Prisão de texto
Saiu para dar uma volta. E começou a olhar para as coisas que normalmente não reparava. Não, não tinha a morte marcada e por isso decidira valorizar os detalhes da vida. Não era uma pessoa sensível. Não a ponto de sair para se despedir da vida se atendo a seus detalhes. O que o fizera sair pela rua olhando pedras e sapatos? Tinha quer mostrar serviço. Não qualquer serviço. Ele tinha que escrever.
Sentar, respirar, pensar duas ou três vezes até ter a deixa, respirar de novo e começar a bater. É o tipo de tarefa que ele só cumpre com violência.
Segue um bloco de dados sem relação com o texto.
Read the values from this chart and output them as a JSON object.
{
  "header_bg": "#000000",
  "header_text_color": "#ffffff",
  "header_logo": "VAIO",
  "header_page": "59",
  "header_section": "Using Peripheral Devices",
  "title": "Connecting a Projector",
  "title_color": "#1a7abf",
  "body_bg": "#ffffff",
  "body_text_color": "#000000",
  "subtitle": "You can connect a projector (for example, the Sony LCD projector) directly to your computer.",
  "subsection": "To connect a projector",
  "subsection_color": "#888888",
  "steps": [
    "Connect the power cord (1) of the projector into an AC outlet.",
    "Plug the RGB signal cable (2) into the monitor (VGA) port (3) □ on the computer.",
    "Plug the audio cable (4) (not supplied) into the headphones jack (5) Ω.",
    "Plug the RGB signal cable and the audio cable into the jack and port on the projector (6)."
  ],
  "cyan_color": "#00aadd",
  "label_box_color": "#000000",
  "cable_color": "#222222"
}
Mais ainda sob pressão. Então ele bate uma, duas, três vezes. Quase com desespero. Cumpria o dever assombrado pelo perfeito. O perfeito de que o outro era capaz. Não ele.
Por isso a tensão. Uma letra depois da outra. Só pra cumprir o ofício. Vamos lá - incentivava a si mesmo - dois dedos de frases! Não saía de jeito nenhum.
Meteu a chave na porta e o pé na rua. Os olhos arregalados, quase implorando para que o mundo lhe atirasse no colo algo que viesse já em formato de texto. Alguma daquelas coisas que caem na nossa frente fazendo o exato barulho das teclas sendo agredidas pelos dedos. Coisas que nascem escritas. Raríssimas.
Não aconteceu. A não ser por sacolas de compras, voltou para casa vazio. Jogou-se no sofá com uma dor horrível: escrito entalado. Pior que prisão de ventre.
2 Comments:
Que prisãozinha de texto mais fajuta! Tá que nem presidiária brasileira: solta preso que é uma beleza!
Hã? Acho que nem eu entendi bem meu comentário. Mas vai assim mesmo.